Der Rückgang des Gases Stickstoffdioxid in der Stadt habe etwas damit zu tun, dass saubere Fahrzeuge eingesetzt würden. Also haben wir den Beweis, woher die Verschmutzungen kommen. Warum nutzen wir nicht die momentane Situation, um eine zügige Abwendung von fossilen Brennstoffen zu erreichen?

Wasserstoff ist die Zukunft. Viele Stadtbusse, LKW und andere Fahrzeuge fahren schon jetzt mit Wasserstoff. Thyssen-Krupp will den Energiebedarf durch Wasserstoff ersetzen. Würde die gleiche Summe für die Erforschung und den Einsatz von Wasserstoff verwendet wie damals für die Erforschung der Atomindustrie, so hätten wir unser Ziel schon erreicht. Hoffentlich verpasst die deutsche Autoindustrie jetzt nicht den Anschluss. Es gibt inzwischen circa 100 Wasserstoff-Tankstellen in Deutschland .Gäbe es zum Beispiel eine Tankstelle in Bitburg und Prüm, so würden sich jetzt schon Menschen in der Eifel ein Wasserstoffauto kaufen .

Warum werden Windanlagen, 20 Jahre alt, demontiert? Repowering nennt man das. Das alte Fundament ist sowieso zu klein für eine neue größere Anlage. Wir stellen doch besser einfach einen Container neben die Windanlage und produzieren direkt vor Ort Wasserstoff. Eine dezentrale Versorgung mit sauberer Energie wäre sichergestellt. Diese Container gibt es schon jetzt am Markt. Den überschüssigen Wasserstoff könnten wir dann zu Hause in unsere Heizungsanlagen umfüllen.

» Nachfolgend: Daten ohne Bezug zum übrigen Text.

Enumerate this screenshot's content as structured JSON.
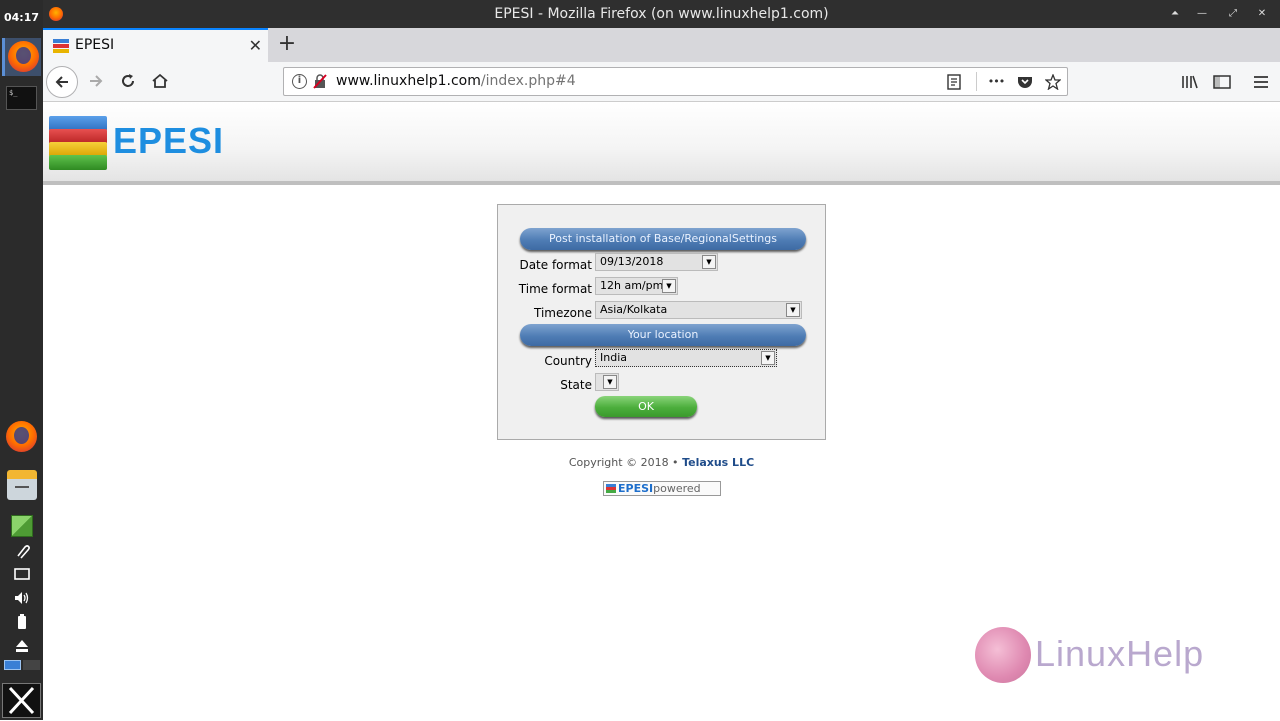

Ein zweiter wichtiger Aspekt ist noch zu beachten: Die Luft ist jetzt sauberer, weil wir zur Zeit kaum Flugverkehr haben. Wie viele Kondensstreifen konnte ich vor dem Lockdown gleichzeitig am Himmel zählen? Es waren manchmal mehr als 20. Wir liegen hier in der Eifel in einem Hauptverkehrsknotenpunkt der Luftfahrt. Zusätzlich wird die Luft mit so vielen Fuel Dumpings belastet. Wenn das Ablassen von großen Mengen Kerosin in der Luft nicht gefährlich ist, das Kerosin verdampft angeblich sofort in der Luft, dann kann man den Treibstoff ja auch direkt neben den großen Flugplätzen wie Frankfurt oder Köln ablassen.Warum belastet man damit unsere schöne Eifel oder den Hunsrück? Unsere Politiker sind jetzt mehr denn je gefragt. Wollen wir wirklich den nachfolgenden Generationen eine völlig zerstörte Welt hinterlassen ? Es ist jetzt schon zehn nach zwölf.